Steve Jobs film is wrong, says Apple co-founder Steve Wozniak
Apple co-founder Steve Wozniak questioned the accuracy of a film about Steve Jobs as the movie opened with a red carpet premiere, while its makers stressed it was not a documentary.
Wozniak said the movie jOBS - which opened at the Sundance Film Festival on Friday - erred in its depiction of characters as well as the relationships between them, especially the one between him and computer icon Jobs.
"We never had such interaction and roles," Wozniak, who quit Apple in 1987 after 12 years, told tech blog Gizmodo after a clip from the movie was posted online ahead of its premiere. "I'm not even sure what it's getting at," he said, adding that the "personalities are very wrong - although mine is closer."
"The ideas of computers affecting society did not come from Jobs. They inspired me and were widely spoken about at the Homebrew Computer Club," said Wozniak, referring to a hobby group to which they belonged.

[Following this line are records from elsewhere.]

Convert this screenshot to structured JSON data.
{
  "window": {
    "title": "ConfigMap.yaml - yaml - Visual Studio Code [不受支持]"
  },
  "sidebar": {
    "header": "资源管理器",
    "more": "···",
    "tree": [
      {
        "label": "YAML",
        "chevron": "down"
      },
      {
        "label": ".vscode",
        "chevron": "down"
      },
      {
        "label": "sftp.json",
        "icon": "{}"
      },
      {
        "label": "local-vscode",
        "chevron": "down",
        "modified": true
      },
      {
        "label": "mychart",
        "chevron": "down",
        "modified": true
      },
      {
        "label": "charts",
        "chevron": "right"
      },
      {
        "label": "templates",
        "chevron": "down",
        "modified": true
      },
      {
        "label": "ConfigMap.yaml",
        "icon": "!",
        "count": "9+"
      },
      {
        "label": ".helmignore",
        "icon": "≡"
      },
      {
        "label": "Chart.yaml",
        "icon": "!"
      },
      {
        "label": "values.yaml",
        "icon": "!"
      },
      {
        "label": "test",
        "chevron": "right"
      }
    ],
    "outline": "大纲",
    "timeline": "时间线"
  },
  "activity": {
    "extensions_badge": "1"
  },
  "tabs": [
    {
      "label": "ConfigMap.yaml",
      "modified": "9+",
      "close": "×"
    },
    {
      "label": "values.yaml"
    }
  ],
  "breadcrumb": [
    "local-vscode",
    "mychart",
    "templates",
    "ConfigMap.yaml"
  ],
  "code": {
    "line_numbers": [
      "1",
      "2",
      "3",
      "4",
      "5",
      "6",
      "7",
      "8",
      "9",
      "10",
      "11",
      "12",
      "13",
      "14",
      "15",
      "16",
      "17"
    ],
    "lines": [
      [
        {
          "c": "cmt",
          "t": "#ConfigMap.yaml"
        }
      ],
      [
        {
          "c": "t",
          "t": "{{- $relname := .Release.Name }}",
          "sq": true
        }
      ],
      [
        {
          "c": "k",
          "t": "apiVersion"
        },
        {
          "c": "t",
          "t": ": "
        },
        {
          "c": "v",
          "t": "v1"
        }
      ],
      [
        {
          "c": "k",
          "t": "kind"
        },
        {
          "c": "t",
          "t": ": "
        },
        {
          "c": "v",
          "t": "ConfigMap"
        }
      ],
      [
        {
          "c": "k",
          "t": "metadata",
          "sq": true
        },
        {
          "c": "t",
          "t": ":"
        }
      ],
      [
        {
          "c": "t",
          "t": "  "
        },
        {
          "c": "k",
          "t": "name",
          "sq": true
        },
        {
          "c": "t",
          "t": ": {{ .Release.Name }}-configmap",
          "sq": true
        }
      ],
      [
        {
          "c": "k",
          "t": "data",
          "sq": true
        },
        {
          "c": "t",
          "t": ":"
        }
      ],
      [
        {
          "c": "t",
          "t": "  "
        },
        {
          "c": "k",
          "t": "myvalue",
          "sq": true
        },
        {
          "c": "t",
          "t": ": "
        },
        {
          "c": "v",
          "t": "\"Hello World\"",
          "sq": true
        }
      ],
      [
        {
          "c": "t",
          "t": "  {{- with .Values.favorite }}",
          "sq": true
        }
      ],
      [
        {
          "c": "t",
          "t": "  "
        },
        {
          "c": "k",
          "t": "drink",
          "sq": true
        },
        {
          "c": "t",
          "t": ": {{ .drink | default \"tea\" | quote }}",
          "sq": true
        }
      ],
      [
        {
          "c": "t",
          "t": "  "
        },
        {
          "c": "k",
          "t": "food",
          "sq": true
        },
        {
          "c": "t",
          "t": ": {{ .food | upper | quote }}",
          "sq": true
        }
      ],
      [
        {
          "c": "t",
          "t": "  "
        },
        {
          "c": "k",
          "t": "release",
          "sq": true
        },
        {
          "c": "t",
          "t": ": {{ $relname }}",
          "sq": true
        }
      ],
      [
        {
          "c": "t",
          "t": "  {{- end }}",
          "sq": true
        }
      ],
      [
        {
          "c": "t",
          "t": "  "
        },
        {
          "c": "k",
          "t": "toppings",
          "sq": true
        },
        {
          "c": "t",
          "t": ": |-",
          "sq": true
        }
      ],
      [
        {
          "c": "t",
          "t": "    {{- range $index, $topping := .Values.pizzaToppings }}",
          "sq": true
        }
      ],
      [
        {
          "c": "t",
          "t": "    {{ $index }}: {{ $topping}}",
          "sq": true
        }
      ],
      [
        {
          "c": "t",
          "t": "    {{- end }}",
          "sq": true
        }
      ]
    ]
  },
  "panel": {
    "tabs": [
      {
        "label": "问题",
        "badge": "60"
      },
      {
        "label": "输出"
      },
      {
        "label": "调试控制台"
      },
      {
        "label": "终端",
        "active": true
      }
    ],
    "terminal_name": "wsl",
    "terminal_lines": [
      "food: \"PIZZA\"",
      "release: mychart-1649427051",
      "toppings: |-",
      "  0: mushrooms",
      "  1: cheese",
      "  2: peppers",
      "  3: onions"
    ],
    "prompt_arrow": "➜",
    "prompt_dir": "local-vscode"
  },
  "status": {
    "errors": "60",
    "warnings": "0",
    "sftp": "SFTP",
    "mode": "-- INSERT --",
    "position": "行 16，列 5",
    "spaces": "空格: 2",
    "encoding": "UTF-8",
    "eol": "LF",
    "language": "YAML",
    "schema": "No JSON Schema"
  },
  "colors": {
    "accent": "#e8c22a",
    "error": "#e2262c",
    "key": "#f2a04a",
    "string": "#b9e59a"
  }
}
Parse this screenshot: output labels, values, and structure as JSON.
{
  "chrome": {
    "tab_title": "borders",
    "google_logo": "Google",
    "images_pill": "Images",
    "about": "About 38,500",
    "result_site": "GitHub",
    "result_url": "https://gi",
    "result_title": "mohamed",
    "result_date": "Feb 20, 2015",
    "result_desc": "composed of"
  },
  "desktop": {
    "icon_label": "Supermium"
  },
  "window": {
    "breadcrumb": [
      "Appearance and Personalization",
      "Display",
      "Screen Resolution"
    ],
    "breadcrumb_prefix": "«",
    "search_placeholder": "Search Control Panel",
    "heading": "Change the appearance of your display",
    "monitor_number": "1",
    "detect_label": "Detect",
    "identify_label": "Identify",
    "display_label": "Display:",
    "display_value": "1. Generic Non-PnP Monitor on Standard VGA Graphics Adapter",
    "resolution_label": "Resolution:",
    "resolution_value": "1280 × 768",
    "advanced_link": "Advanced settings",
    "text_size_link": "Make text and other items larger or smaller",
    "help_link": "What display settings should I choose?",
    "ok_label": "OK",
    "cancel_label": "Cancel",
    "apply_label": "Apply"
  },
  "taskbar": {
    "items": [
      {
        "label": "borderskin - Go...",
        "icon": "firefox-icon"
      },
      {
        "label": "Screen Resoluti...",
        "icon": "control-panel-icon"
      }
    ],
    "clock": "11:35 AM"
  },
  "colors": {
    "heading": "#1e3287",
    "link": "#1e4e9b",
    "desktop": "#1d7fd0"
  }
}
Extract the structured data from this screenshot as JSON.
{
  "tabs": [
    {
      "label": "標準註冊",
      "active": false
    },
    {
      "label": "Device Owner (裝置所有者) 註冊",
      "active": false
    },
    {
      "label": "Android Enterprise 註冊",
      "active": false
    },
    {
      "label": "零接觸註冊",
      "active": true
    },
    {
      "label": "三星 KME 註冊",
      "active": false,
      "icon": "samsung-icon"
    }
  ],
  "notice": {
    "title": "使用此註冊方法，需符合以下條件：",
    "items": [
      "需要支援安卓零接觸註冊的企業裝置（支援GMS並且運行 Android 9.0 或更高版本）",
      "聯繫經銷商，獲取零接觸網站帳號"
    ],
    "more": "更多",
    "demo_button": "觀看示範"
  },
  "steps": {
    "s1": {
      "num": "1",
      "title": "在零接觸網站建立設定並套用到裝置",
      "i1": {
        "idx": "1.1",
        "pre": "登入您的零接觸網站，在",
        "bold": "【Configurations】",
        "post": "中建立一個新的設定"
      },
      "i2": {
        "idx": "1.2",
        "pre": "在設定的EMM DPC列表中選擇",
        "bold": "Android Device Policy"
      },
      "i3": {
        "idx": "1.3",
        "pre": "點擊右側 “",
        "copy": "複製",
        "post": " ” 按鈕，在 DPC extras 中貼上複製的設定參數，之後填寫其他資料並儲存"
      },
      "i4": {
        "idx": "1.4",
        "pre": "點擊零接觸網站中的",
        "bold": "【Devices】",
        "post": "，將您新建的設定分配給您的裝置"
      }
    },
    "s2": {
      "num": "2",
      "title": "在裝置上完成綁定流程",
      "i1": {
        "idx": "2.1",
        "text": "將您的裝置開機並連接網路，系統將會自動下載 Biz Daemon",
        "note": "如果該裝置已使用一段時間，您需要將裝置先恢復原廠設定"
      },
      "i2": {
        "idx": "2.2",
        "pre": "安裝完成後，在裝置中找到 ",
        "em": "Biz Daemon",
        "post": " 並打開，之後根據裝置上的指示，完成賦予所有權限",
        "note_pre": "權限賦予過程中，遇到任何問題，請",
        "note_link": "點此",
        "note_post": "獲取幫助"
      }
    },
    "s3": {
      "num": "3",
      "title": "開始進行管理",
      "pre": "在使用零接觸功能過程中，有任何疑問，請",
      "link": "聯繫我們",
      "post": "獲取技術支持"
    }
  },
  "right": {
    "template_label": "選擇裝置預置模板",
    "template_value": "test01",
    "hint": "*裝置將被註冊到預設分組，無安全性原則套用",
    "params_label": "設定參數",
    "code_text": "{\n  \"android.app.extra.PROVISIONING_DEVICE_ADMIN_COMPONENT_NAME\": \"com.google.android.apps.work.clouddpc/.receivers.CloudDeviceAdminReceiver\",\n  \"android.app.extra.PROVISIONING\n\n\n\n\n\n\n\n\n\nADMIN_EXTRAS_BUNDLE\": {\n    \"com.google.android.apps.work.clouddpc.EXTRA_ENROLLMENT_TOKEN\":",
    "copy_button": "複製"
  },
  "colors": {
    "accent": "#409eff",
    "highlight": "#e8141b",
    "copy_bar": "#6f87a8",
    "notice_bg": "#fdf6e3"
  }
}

The film, one of two about the Apple founder who died in 2011, opens in the US in April. The second, which has no release date yet, is based on Jobs' biography published by Walter Isaacson shortly after his death.
Directed by Joshua Michael Stern and starring Two and a Half Men actor Ashton Kutcher, jOBS tells the story of the icon's ascension from college dropout to one of the 20th century's most revered creative entrepreneurs.
"Steve came back from Oregon and came to a club meeting and didn't start talking about this great social impact," said Wozniak, referring to the period in the 1970s before Silicon Valley took off. "His idea was to make a US$20 PC board and sell it for US$40 to help people at the club build the computer I'd given away. Steve came from selling surplus parts at HalTed - he always saw a way to make a quick buck off my designs," he said.
"The lofty talk came much further down the line ... I never looked like a professional. We were both kids."
The film's producers, in response to Wozniak's comments, were cited by Entertainment Weekly as saying: "The film is not a documentary, nor is it meant to be a blow-by-blow, word-for-word account of all conversations and events.
"The filmmakers have tremendous admiration and respect for Wozniak and all those that are portrayed in the film, and did extensive research in an effort to make an entertaining accurate film that captures the essence and story of Steve Jobs and those that built Apple with him."
But the producers did acknowledge that "not every single thing in the film is a precise representation of what took place".
Wozniak, who made his criticism after seeing just one short clip before the film's premiere, said inaccuracy did not necessarily mean the film was bad. "The movie should be very popular and I hope it's entertaining. It may be very correct, as well. This is only one clip," he said.